Rz. 297

Bleiben versicherte Gebäude für längere Zeit unbewohnt, begründet dies die Gefahr, dass spielende Kinder, Einbrecher, Landstreicher oder sonstige Unbefugte in das Gebäude eindringen und dadurch die Gefahr eines Brandes erhöhen. Nach einhelliger Auffassung in Rechtsprechung und Literatur ist das längere Leerstehen eines Wohngebäudes gefahrerhöhend, sofern das Gebäude kraft seiner Lage oder seines Zustandes Unbefugte dazu einlädt, in ihm Unterschlupf zu suchen und der Versicherungsnehmer hiergegen keine Vorkehrungen getroffen hat.[331]

Der Leerstand allein reicht für eine Gefahrerhöhung nicht aus.[332] Neben dem Leerstand des Wohngebäudes müssen besonders erschwerende Umstände hinzutreten, wie beispielsweise

Ortsrandlage,[333]
verwahrloster Zustand des Gebäudes,[334]
Lagerung von Gerümpel,[335]
erleichterter Zugang zum Gebäude,[336]
Duldung der Tatsache, dass das Gebäude von Nichtsesshaften zur Wohnung benutzt wird,[337]
Duldung der Tatsache, dass das Gebäude von jugendlichen Besetzern bewohnt wird bei gleichzeitigem Abschalten der Stromzufuhr, weil dadurch Gefahr eines offenen Feuers erhöht wird.[338]
 

Rz. 298

Maßstab für die Gefahrerhöhung ist im Übrigen ein Vergleich der Zustände bei Vertragsabschluss und bei Eintritt des Schadenfalls. Lag bereits bei Abschluss des Vertrages eine Verwahrlosung oder ein Leerstand vor, kann bereits begrifflich nicht von einer "Erhöhung" der versicherten ­Gefahr gesprochen werden.[339]

 

Rz. 299

Zwar kann der durch einen Leerstand begründeten Gefahrerhöhung durch Maßnahmen zur ­Gefahrenkompensation begegnet werden. Hieran werden jedoch strenge Anforderungen ­gestellt.[340]

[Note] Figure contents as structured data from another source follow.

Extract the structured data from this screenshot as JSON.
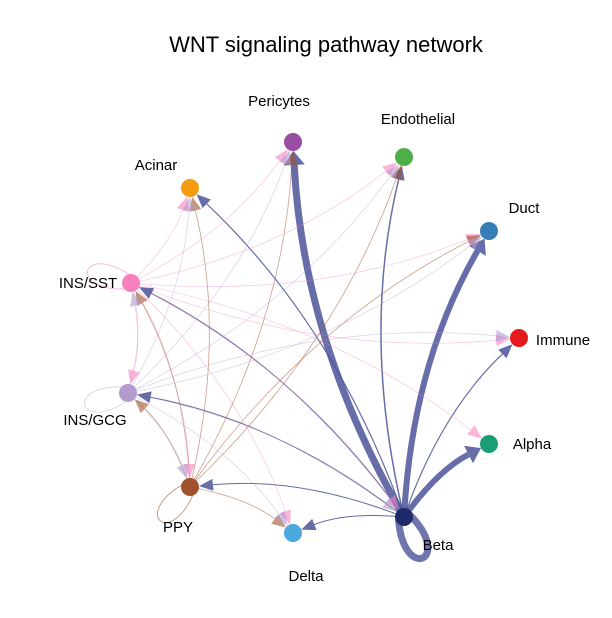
{
  "title": "WNT signaling pathway network",
  "nodes": [
    {
      "id": "Pericytes",
      "label": "Pericytes",
      "color": "#984EA3"
    },
    {
      "id": "Endothelial",
      "label": "Endothelial",
      "color": "#4DAF4A"
    },
    {
      "id": "Acinar",
      "label": "Acinar",
      "color": "#F39C12"
    },
    {
      "id": "Duct",
      "label": "Duct",
      "color": "#377EB8"
    },
    {
      "id": "INS/SST",
      "label": "INS/SST",
      "color": "#F781BF"
    },
    {
      "id": "Immune",
      "label": "Immune",
      "color": "#E41A1C"
    },
    {
      "id": "INS/GCG",
      "label": "INS/GCG",
      "color": "#B39BCF"
    },
    {
      "id": "Alpha",
      "label": "Alpha",
      "color": "#1B9E77"
    },
    {
      "id": "PPY",
      "label": "PPY",
      "color": "#A0522D"
    },
    {
      "id": "Delta",
      "label": "Delta",
      "color": "#4EA8E0"
    },
    {
      "id": "Beta",
      "label": "Beta",
      "color": "#1F2A6B"
    }
  ],
  "edge_colors": {
    "Beta": "#4B5499",
    "INS/SST": "#F781BF",
    "PPY": "#A0522D",
    "INS/GCG": "#B39BCF"
  },
  "edges": [
    {
      "source": "Beta",
      "target": "Beta",
      "weight": 7
    },
    {
      "source": "Beta",
      "target": "Pericytes",
      "weight": 7
    },
    {
      "source": "Beta",
      "target": "Duct",
      "weight": 6
    },
    {
      "source": "Beta",
      "target": "Alpha",
      "weight": 6
    },
    {
      "source": "Beta",
      "target": "Endothelial",
      "weight": 1.5
    },
    {
      "source": "Beta",
      "target": "Immune",
      "weight": 1.2
    },
    {
      "source": "Beta",
      "target": "Acinar",
      "weight": 1.2
    },
    {
      "source": "Beta",
      "target": "INS/SST",
      "weight": 1.0
    },
    {
      "source": "Beta",
      "target": "INS/GCG",
      "weight": 1.0
    },
    {
      "source": "Beta",
      "target": "PPY",
      "weight": 1.0
    },
    {
      "source": "Beta",
      "target": "Delta",
      "weight": 1.0
    },
    {
      "source": "INS/SST",
      "target": "INS/SST",
      "weight": 0.8
    },
    {
      "source": "INS/SST",
      "target": "Acinar",
      "weight": 0.6
    },
    {
      "source": "INS/SST",
      "target": "Pericytes",
      "weight": 0.6
    },
    {
      "source": "INS/SST",
      "target": "Endothelial",
      "weight": 0.6
    },
    {
      "source": "INS/SST",
      "target": "Duct",
      "weight": 0.6
    },
    {
      "source": "INS/SST",
      "target": "Immune",
      "weight": 0.6
    },
    {
      "source": "INS/SST",
      "target": "Alpha",
      "weight": 0.6
    },
    {
      "source": "INS/SST",
      "target": "Beta",
      "weight": 0.6
    },
    {
      "source": "INS/SST",
      "target": "Delta",
      "weight": 0.6
    },
    {
      "source": "INS/SST",
      "target": "PPY",
      "weight": 0.6
    },
    {
      "source": "INS/SST",
      "target": "INS/GCG",
      "weight": 0.6
    },
    {
      "source": "PPY",
      "target": "PPY",
      "weight": 0.8
    },
    {
      "source": "PPY",
      "target": "Acinar",
      "weight": 0.8
    },
    {
      "source": "PPY",
      "target": "Pericytes",
      "weight": 0.8
    },
    {
      "source": "PPY",
      "target": "Endothelial",
      "weight": 0.8
    },
    {
      "source": "PPY",
      "target": "Duct",
      "weight": 0.8
    },
    {
      "source": "PPY",
      "target": "INS/SST",
      "weight": 0.8
    },
    {
      "source": "PPY",
      "target": "INS/GCG",
      "weight": 0.8
    },
    {
      "source": "PPY",
      "target": "Delta",
      "weight": 0.8
    },
    {
      "source": "INS/GCG",
      "target": "INS/GCG",
      "weight": 0.6
    },
    {
      "source": "INS/GCG",
      "target": "Acinar",
      "weight": 0.6
    },
    {
      "source": "INS/GCG",
      "target": "Pericytes",
      "weight": 0.6
    },
    {
      "source": "INS/GCG",
      "target": "Endothelial",
      "weight": 0.6
    },
    {
      "source": "INS/GCG",
      "target": "Duct",
      "weight": 0.6
    },
    {
      "source": "INS/GCG",
      "target": "Immune",
      "weight": 0.6
    },
    {
      "source": "INS/GCG",
      "target": "INS/SST",
      "weight": 0.6
    },
    {
      "source": "INS/GCG",
      "target": "PPY",
      "weight": 0.6
    },
    {
      "source": "INS/GCG",
      "target": "Delta",
      "weight": 0.6
    },
    {
      "source": "INS/GCG",
      "target": "Beta",
      "weight": 0.6
    }
  ]
}
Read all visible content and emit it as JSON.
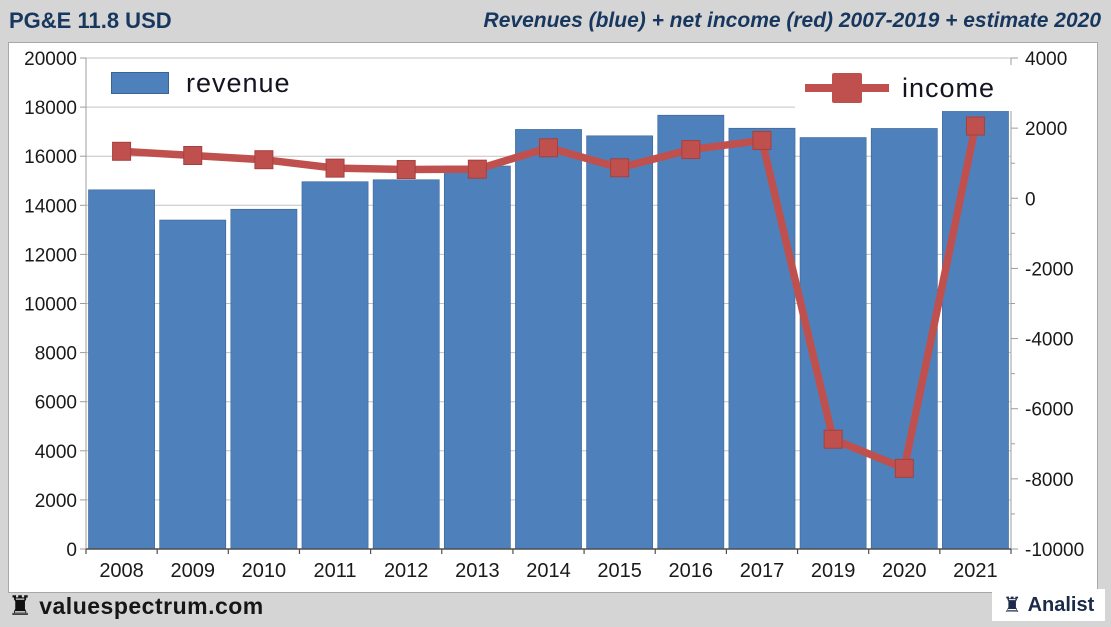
{
  "header": {
    "left_title": "PG&E 11.8 USD",
    "right_title": "Revenues (blue) + net income (red) 2007-2019 + estimate 2020"
  },
  "legend": {
    "revenue_label": "revenue",
    "income_label": "income"
  },
  "footer": {
    "left_brand": "valuespectrum.com",
    "right_brand": "Analist",
    "rook_icon": "♜"
  },
  "colors": {
    "background": "#D5D5D5",
    "plot_background": "#FFFFFF",
    "title": "#17375E",
    "bar": "#4E81BC",
    "bar_border": "#3A6293",
    "line": "#C0504D",
    "marker_border": "#A5403E",
    "grid": "#C3C3C3",
    "axis": "#9C9C9C",
    "axis_bottom": "#4F4F4F",
    "axis_text": "#1A1A1A"
  },
  "chart_data": {
    "type": "bar",
    "title": "Revenues (blue) + net income (red) 2007-2019 + estimate 2020",
    "categories": [
      "2008",
      "2009",
      "2010",
      "2011",
      "2012",
      "2013",
      "2014",
      "2015",
      "2016",
      "2017",
      "2019",
      "2020",
      "2021"
    ],
    "series": [
      {
        "name": "revenue",
        "type": "bar",
        "axis": "left",
        "values": [
          14630,
          13400,
          13840,
          14960,
          15040,
          15600,
          17090,
          16830,
          17670,
          17140,
          16760,
          17130,
          17880
        ]
      },
      {
        "name": "income",
        "type": "line",
        "axis": "right",
        "values": [
          1340,
          1220,
          1100,
          860,
          820,
          830,
          1440,
          870,
          1390,
          1650,
          -6870,
          -7700,
          2060
        ]
      }
    ],
    "left_axis": {
      "min": 0,
      "max": 20000,
      "step": 2000,
      "tick_labels": [
        "0",
        "2000",
        "4000",
        "6000",
        "8000",
        "10000",
        "12000",
        "14000",
        "16000",
        "18000",
        "20000"
      ]
    },
    "right_axis": {
      "min": -10000,
      "max": 4000,
      "step": 2000,
      "tick_labels": [
        "4000",
        "2000",
        "0",
        "-2000",
        "-4000",
        "-6000",
        "-8000",
        "-10000"
      ]
    },
    "grid": true,
    "legend_position": "top"
  }
}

Dieselbe Problematik gilt für stillgelegte Betriebe. Zwar stellt die Betriebsstilllegung grundsätzlich auch eine Gefahrminderung dar, weil die verschiedenen mit der Unterhaltung des Betriebes verbundenen Feuergefahren nunmehr abgestellt sind. Andererseits werden durch den Leerstand des Gebäudes weitere Risiken begründet, die vom Versicherer bislang bei der Risikokalkulation keine Berücksichtigung fanden und unter Umständen schwerer wiegen als die mit dem Betrieb des Gebäudes verbundenen Feuerrisiken.[341]

In jedem Fall muss der Versicherungsnehmer Kenntnis von den die Gefahrerhöhung begründenden Umständen des Leerstands und der Verwahrlosung haben.[342]

[331] Langheid/Wandt/Reusch, § 23 Rn 187 ff.; Prölss/Martin/Armbrüster, § 23 VVG Rn 47 u.a. mit Verweis auf BGH VersR 1982, 466; OLG Celle v. 24.9.2009 – 8 U 99/09, r+s 2010, 65; OLG Köln zfs 2000, 397, 398.
[332] BGH v. 13.1.1982 – IVa ZR 197/80, VersR 1982, 466; OLG Karlsruhe VersR 1997, 1225; OLG Köln r+s 1997, 424; OLG Rostock v. 16.7.2007 – 6 U 171/06, VersR 2008, 72 ff.
[333] U.a. OLG Saarbrücken NJW-RR 2004, 1339.
[334] BGH VersR 1982, 466, OLG Koblenz NJW-RR 2005, 825; LG Darmstadt zfs 2005, 352.
[335] BGH r+s 1983, 260.
[336] OLG Köln zfs 1986, 59; OLG Frankfurt v. 16.2.2009 – 12 U 233/07.
[337] LG Münster r+s 1997, 382.
[338] OLG Hamm r+s 1997, 514.
[339] OLG Düsseldorf VersR 1997, 231.
[340] OLG Saarbrücken NJW-RR 2004, 1339.
[341] Wegen der weiteren Einzelheiten hierzu vgl. u.a. Langheid/Rixecker/Langheid, § 23 Rn 61; Langheid/Wandt/Reusch, § 23 Rn 195.
[342] Langheid/Wandt/Reusch, § 23 Rn 197 ff.; OLG Karlsruhe r+s 1997, 207.